Recordando el prelado que Arturo siempre traía una sonrisa en la boca, una buena cara y que rara vez se enojaba, cosa que fue su sello distintinto durante los muchos años en que ejerció este noble oficio de los medios de comunicación, y claro que habrá de dejar un profundo hueco en las noticias del programa matutino que en el Canal 2 Regional conducen sus amigos Alejandro Jiménez Spindola y Marco Poco Armenta, siendo el Alejandro quien nos dijo que el funeral sería en el panteón del Carmen, llamando la atención la bonito que condujo la misa el padre Rogelio, quien también se encontraba muy afijido, y al concluir la misa, a las 15:35 horas, el padre Rogelio llamó a todos los ex integrantes dle Grupo Rog Lop que estaban en misma, para rendirle una guardia de honor ahí frente al altar y firmar un acta de despedida del buen buen amigo Arturo.
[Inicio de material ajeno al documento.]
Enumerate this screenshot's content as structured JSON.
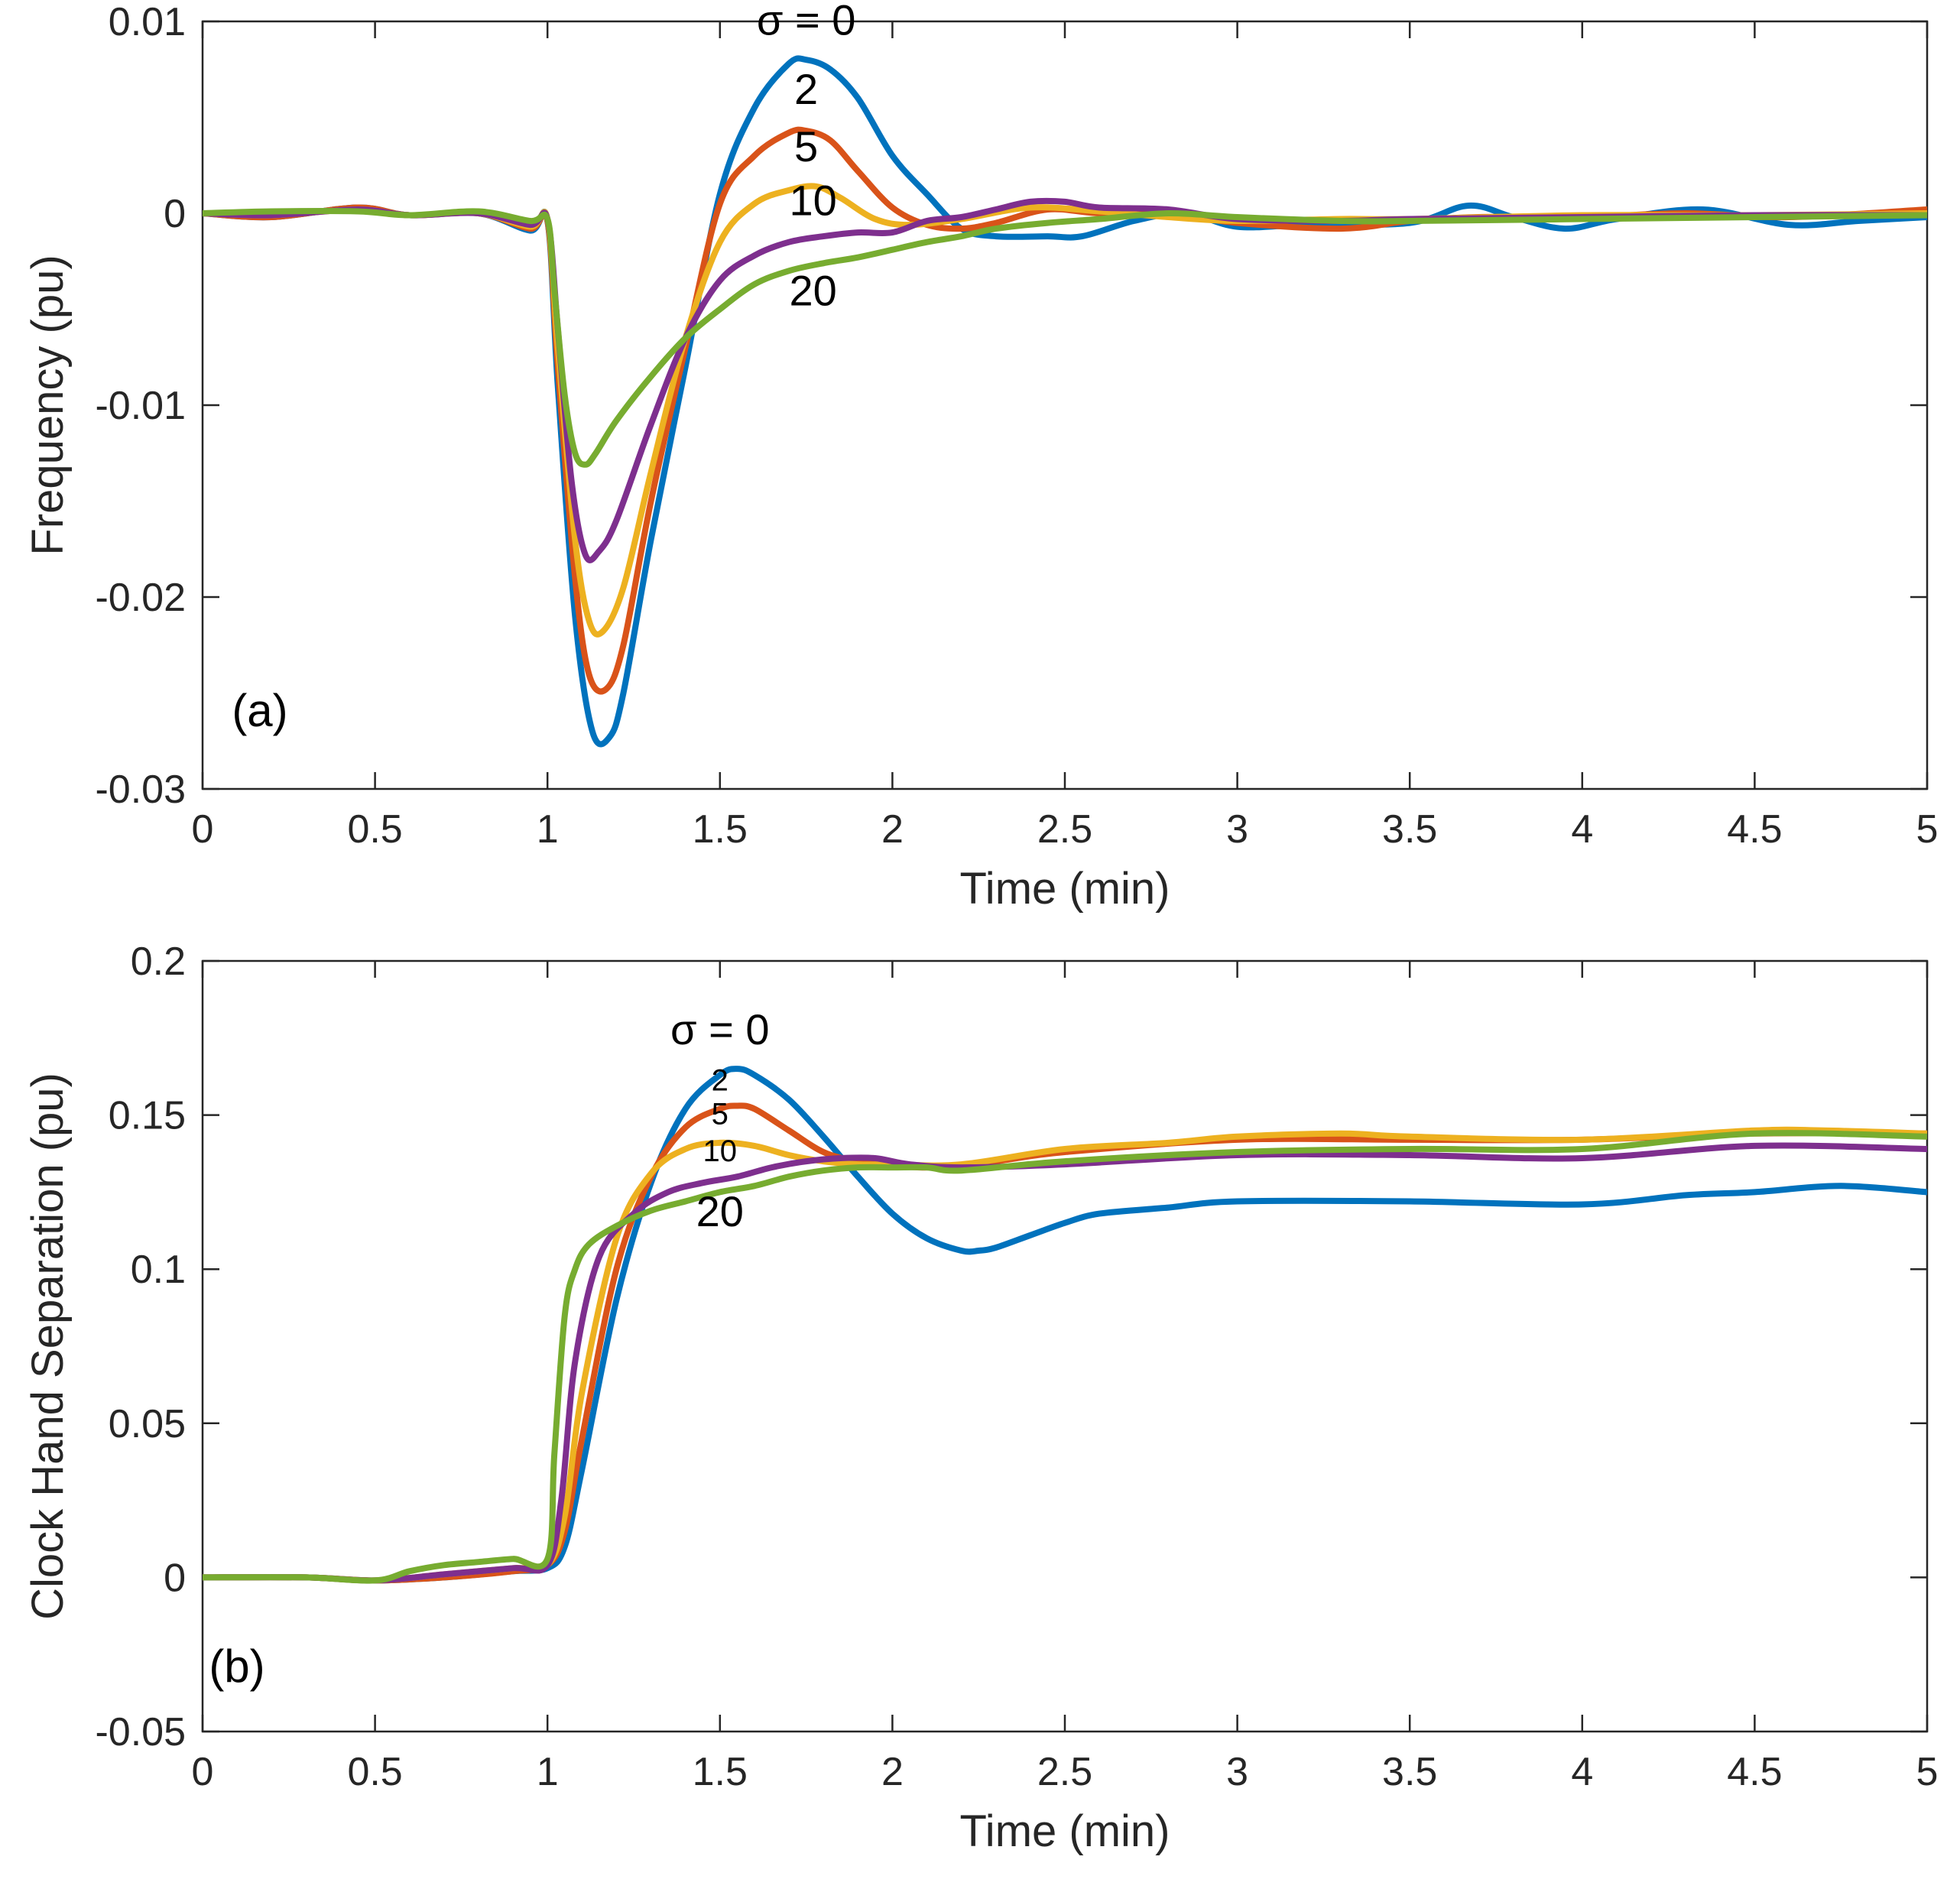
{
  "colors": {
    "axes": "#262626",
    "sigma_0": "#0072BD",
    "sigma_2": "#D95319",
    "sigma_5": "#EDB120",
    "sigma_10": "#7E2F8E",
    "sigma_20": "#77AC30"
  },
  "chart_data": [
    {
      "type": "line",
      "panel": "(a)",
      "title": "",
      "xlabel": "Time (min)",
      "ylabel": "Frequency (pu)",
      "xlim": [
        0,
        5
      ],
      "ylim": [
        -0.03,
        0.01
      ],
      "xticks": [
        "0",
        "0.5",
        "1",
        "1.5",
        "2",
        "2.5",
        "3",
        "3.5",
        "4",
        "4.5",
        "5"
      ],
      "yticks": [
        "-0.03",
        "-0.02",
        "-0.01",
        "0",
        "0.01"
      ],
      "grid": false,
      "curve_labels": [
        {
          "text": "σ = 0",
          "x": 1.75,
          "y": 0.0093
        },
        {
          "text": "2",
          "x": 1.75,
          "y": 0.0057
        },
        {
          "text": "5",
          "x": 1.75,
          "y": 0.0027
        },
        {
          "text": "10",
          "x": 1.77,
          "y": -0.0001
        },
        {
          "text": "20",
          "x": 1.77,
          "y": -0.0048
        }
      ],
      "series": [
        {
          "name": "σ = 0",
          "color_key": "sigma_0",
          "x": [
            0,
            0.2,
            0.45,
            0.6,
            0.8,
            0.95,
            1.0,
            1.03,
            1.08,
            1.13,
            1.18,
            1.22,
            1.3,
            1.4,
            1.5,
            1.6,
            1.7,
            1.75,
            1.82,
            1.9,
            2.0,
            2.1,
            2.2,
            2.3,
            2.45,
            2.55,
            2.7,
            2.85,
            3.0,
            3.2,
            3.5,
            3.67,
            3.8,
            3.95,
            4.1,
            4.35,
            4.6,
            4.8,
            5.0
          ],
          "y": [
            0,
            -0.0002,
            0.0003,
            -0.0001,
            0,
            -0.0009,
            -0.0004,
            -0.009,
            -0.021,
            -0.027,
            -0.0273,
            -0.025,
            -0.017,
            -0.008,
            0.001,
            0.0055,
            0.0078,
            0.008,
            0.0075,
            0.006,
            0.003,
            0.001,
            -0.0008,
            -0.0012,
            -0.0012,
            -0.0012,
            -0.0004,
            0,
            -0.0007,
            -0.0006,
            -0.0005,
            0.0004,
            -0.0002,
            -0.0008,
            -0.0003,
            0.0002,
            -0.0006,
            -0.0004,
            -0.0002
          ]
        },
        {
          "name": "σ = 2",
          "color_key": "sigma_2",
          "x": [
            0,
            0.2,
            0.45,
            0.6,
            0.8,
            0.95,
            1.0,
            1.03,
            1.08,
            1.12,
            1.17,
            1.22,
            1.3,
            1.4,
            1.5,
            1.6,
            1.7,
            1.75,
            1.82,
            1.9,
            2.0,
            2.1,
            2.2,
            2.3,
            2.45,
            2.6,
            2.8,
            3.0,
            3.3,
            3.5,
            3.7,
            4.0,
            4.3,
            4.6,
            5.0
          ],
          "y": [
            0,
            -0.0002,
            0.0003,
            -0.0001,
            0,
            -0.0008,
            -0.0004,
            -0.008,
            -0.019,
            -0.024,
            -0.0248,
            -0.0225,
            -0.015,
            -0.007,
            0.0005,
            0.003,
            0.0042,
            0.0043,
            0.0038,
            0.0022,
            0.0003,
            -0.0006,
            -0.0008,
            -0.0005,
            0.0002,
            0,
            0,
            -0.0005,
            -0.0008,
            -0.0004,
            -0.0002,
            -0.0002,
            0,
            -0.0002,
            0.0002
          ]
        },
        {
          "name": "σ = 5",
          "color_key": "sigma_5",
          "x": [
            0,
            0.2,
            0.45,
            0.6,
            0.8,
            0.95,
            1.0,
            1.03,
            1.08,
            1.12,
            1.16,
            1.22,
            1.3,
            1.4,
            1.5,
            1.6,
            1.7,
            1.78,
            1.85,
            1.95,
            2.05,
            2.2,
            2.4,
            2.6,
            2.8,
            3.0,
            3.3,
            3.5,
            4.0,
            4.5,
            5.0
          ],
          "y": [
            0,
            -0.0001,
            0.0002,
            -0.0001,
            0,
            -0.0007,
            -0.0003,
            -0.007,
            -0.017,
            -0.0212,
            -0.0218,
            -0.0195,
            -0.0135,
            -0.0065,
            -0.0015,
            0.0005,
            0.0012,
            0.0014,
            0.0008,
            -0.0003,
            -0.0006,
            -0.0003,
            0.0003,
            0.0001,
            -0.0002,
            -0.0004,
            -0.0003,
            -0.0003,
            -0.0001,
            -0.0001,
            0
          ]
        },
        {
          "name": "σ = 10",
          "color_key": "sigma_10",
          "x": [
            0,
            0.2,
            0.45,
            0.6,
            0.8,
            0.95,
            1.0,
            1.03,
            1.07,
            1.11,
            1.15,
            1.2,
            1.3,
            1.4,
            1.5,
            1.6,
            1.7,
            1.8,
            1.9,
            2.0,
            2.1,
            2.2,
            2.3,
            2.4,
            2.5,
            2.6,
            2.8,
            3.0,
            3.3,
            3.5,
            4.0,
            4.5,
            5.0
          ],
          "y": [
            0,
            -0.0001,
            0.0002,
            -0.0001,
            0,
            -0.0006,
            -0.0003,
            -0.006,
            -0.014,
            -0.0178,
            -0.0176,
            -0.016,
            -0.011,
            -0.0065,
            -0.0035,
            -0.0022,
            -0.0015,
            -0.0012,
            -0.001,
            -0.001,
            -0.0004,
            -0.0002,
            0.0002,
            0.0006,
            0.0006,
            0.0003,
            0.0002,
            -0.0003,
            -0.0004,
            -0.0003,
            -0.0002,
            -0.0001,
            -0.0001
          ]
        },
        {
          "name": "σ = 20",
          "color_key": "sigma_20",
          "x": [
            0,
            0.2,
            0.45,
            0.6,
            0.8,
            0.95,
            1.0,
            1.02,
            1.05,
            1.08,
            1.11,
            1.14,
            1.2,
            1.3,
            1.4,
            1.5,
            1.6,
            1.7,
            1.8,
            1.9,
            2.0,
            2.1,
            2.2,
            2.3,
            2.45,
            2.6,
            2.8,
            3.0,
            3.3,
            3.5,
            4.0,
            4.5,
            5.0
          ],
          "y": [
            0,
            0.0001,
            0.0001,
            -0.0001,
            0.0001,
            -0.0004,
            -0.0003,
            -0.004,
            -0.0095,
            -0.0125,
            -0.0131,
            -0.0125,
            -0.0108,
            -0.0085,
            -0.0065,
            -0.005,
            -0.0037,
            -0.003,
            -0.0026,
            -0.0023,
            -0.0019,
            -0.0015,
            -0.0012,
            -0.0008,
            -0.0005,
            -0.0003,
            0,
            -0.0002,
            -0.0004,
            -0.0004,
            -0.0003,
            -0.0002,
            -0.0001
          ]
        }
      ]
    },
    {
      "type": "line",
      "panel": "(b)",
      "title": "",
      "xlabel": "Time (min)",
      "ylabel": "Clock Hand Separation (pu)",
      "xlim": [
        0,
        5
      ],
      "ylim": [
        -0.05,
        0.2
      ],
      "xticks": [
        "0",
        "0.5",
        "1",
        "1.5",
        "2",
        "2.5",
        "3",
        "3.5",
        "4",
        "4.5",
        "5"
      ],
      "yticks": [
        "-0.05",
        "0",
        "0.05",
        "0.1",
        "0.15",
        "0.2"
      ],
      "grid": false,
      "curve_labels": [
        {
          "text": "σ = 0",
          "x": 1.5,
          "y": 0.173,
          "size": "lg"
        },
        {
          "text": "2",
          "x": 1.5,
          "y": 0.158,
          "size": "sm"
        },
        {
          "text": "5",
          "x": 1.5,
          "y": 0.147,
          "size": "sm"
        },
        {
          "text": "10",
          "x": 1.5,
          "y": 0.135,
          "size": "sm"
        },
        {
          "text": "20",
          "x": 1.5,
          "y": 0.114,
          "size": "lg"
        }
      ],
      "series": [
        {
          "name": "σ = 0",
          "color_key": "sigma_0",
          "x": [
            0,
            0.3,
            0.5,
            0.7,
            0.9,
            1.0,
            1.05,
            1.1,
            1.2,
            1.3,
            1.4,
            1.5,
            1.55,
            1.6,
            1.7,
            1.8,
            1.9,
            2.0,
            2.1,
            2.2,
            2.25,
            2.3,
            2.4,
            2.5,
            2.6,
            2.8,
            3.0,
            3.5,
            4.0,
            4.3,
            4.5,
            4.75,
            5.0
          ],
          "y": [
            0,
            0,
            -0.001,
            0,
            0.002,
            0.003,
            0.01,
            0.035,
            0.09,
            0.128,
            0.152,
            0.163,
            0.165,
            0.163,
            0.155,
            0.143,
            0.13,
            0.118,
            0.11,
            0.106,
            0.106,
            0.107,
            0.111,
            0.115,
            0.118,
            0.12,
            0.122,
            0.122,
            0.121,
            0.124,
            0.125,
            0.127,
            0.125
          ]
        },
        {
          "name": "σ = 2",
          "color_key": "sigma_2",
          "x": [
            0,
            0.3,
            0.5,
            0.7,
            0.9,
            1.0,
            1.05,
            1.1,
            1.2,
            1.3,
            1.4,
            1.5,
            1.55,
            1.6,
            1.7,
            1.8,
            1.9,
            2.0,
            2.1,
            2.3,
            2.5,
            3.0,
            3.5,
            4.0,
            4.5,
            5.0
          ],
          "y": [
            0,
            0,
            -0.001,
            0,
            0.002,
            0.004,
            0.015,
            0.045,
            0.1,
            0.13,
            0.146,
            0.152,
            0.153,
            0.152,
            0.145,
            0.138,
            0.135,
            0.134,
            0.133,
            0.135,
            0.138,
            0.142,
            0.142,
            0.142,
            0.144,
            0.144
          ]
        },
        {
          "name": "σ = 5",
          "color_key": "sigma_5",
          "x": [
            0,
            0.3,
            0.5,
            0.7,
            0.9,
            1.0,
            1.05,
            1.1,
            1.2,
            1.3,
            1.4,
            1.5,
            1.6,
            1.7,
            1.8,
            1.9,
            2.0,
            2.2,
            2.5,
            2.8,
            3.0,
            3.3,
            3.5,
            4.0,
            4.5,
            4.7,
            5.0
          ],
          "y": [
            0,
            0,
            -0.001,
            0.001,
            0.003,
            0.004,
            0.02,
            0.06,
            0.11,
            0.131,
            0.139,
            0.141,
            0.14,
            0.137,
            0.135,
            0.134,
            0.134,
            0.134,
            0.139,
            0.141,
            0.143,
            0.144,
            0.143,
            0.142,
            0.145,
            0.145,
            0.144
          ]
        },
        {
          "name": "σ = 10",
          "color_key": "sigma_10",
          "x": [
            0,
            0.3,
            0.5,
            0.7,
            0.9,
            1.0,
            1.04,
            1.08,
            1.15,
            1.25,
            1.35,
            1.45,
            1.55,
            1.65,
            1.75,
            1.85,
            1.95,
            2.05,
            2.2,
            2.5,
            3.0,
            3.5,
            4.0,
            4.5,
            5.0
          ],
          "y": [
            0,
            0,
            -0.001,
            0.001,
            0.003,
            0.004,
            0.025,
            0.07,
            0.104,
            0.118,
            0.125,
            0.128,
            0.13,
            0.133,
            0.135,
            0.136,
            0.136,
            0.134,
            0.133,
            0.134,
            0.137,
            0.137,
            0.136,
            0.14,
            0.139
          ]
        },
        {
          "name": "σ = 20",
          "color_key": "sigma_20",
          "x": [
            0,
            0.3,
            0.5,
            0.6,
            0.7,
            0.8,
            0.9,
            1.0,
            1.02,
            1.05,
            1.08,
            1.12,
            1.2,
            1.3,
            1.4,
            1.5,
            1.6,
            1.7,
            1.8,
            1.9,
            2.0,
            2.1,
            2.2,
            2.5,
            3.0,
            3.5,
            4.0,
            4.5,
            5.0
          ],
          "y": [
            0,
            0,
            -0.001,
            0.002,
            0.004,
            0.005,
            0.006,
            0.006,
            0.04,
            0.085,
            0.1,
            0.108,
            0.114,
            0.119,
            0.122,
            0.125,
            0.127,
            0.13,
            0.132,
            0.133,
            0.133,
            0.133,
            0.132,
            0.135,
            0.138,
            0.139,
            0.139,
            0.144,
            0.143
          ]
        }
      ]
    }
  ]
}
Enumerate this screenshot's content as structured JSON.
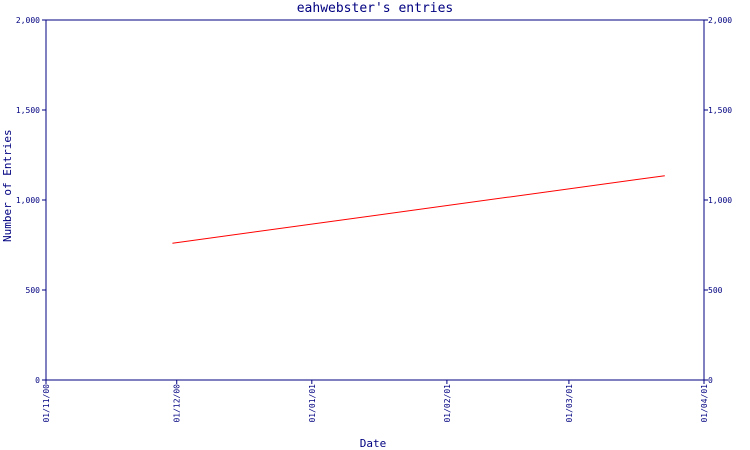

También teniendo a bien a hacer similar llamado a los compañeros de los distintos medios de comunicación, como también lo hicieron sus familiares y amigos del barrio donde viviò sus ùltimos años, habiéndole tocado a un servidor estar sentado junto al diputado local Félix Rafael Silva López , quien apreciaba mucho al buen Arturo Campos, muchos, muchos amigos de los medios, como el amigo Benjamín Pérez Díaz, quien apenas a mediados de la semana pasada había perdido a su madre Esperancita Díaz, de pie, en la puerta de entrada de la iglesia, Benjamín, con Jesús Félix Holguín, quien también apreciaba mucho a Arturo, aunque ya había estado en la guneraria Misión, de la calle Hidalgo, donde estuvo su cuerpo, también por ahí el profe Miguel Angel Castro Cossio, Everardo “Cruz Roja” Tapia.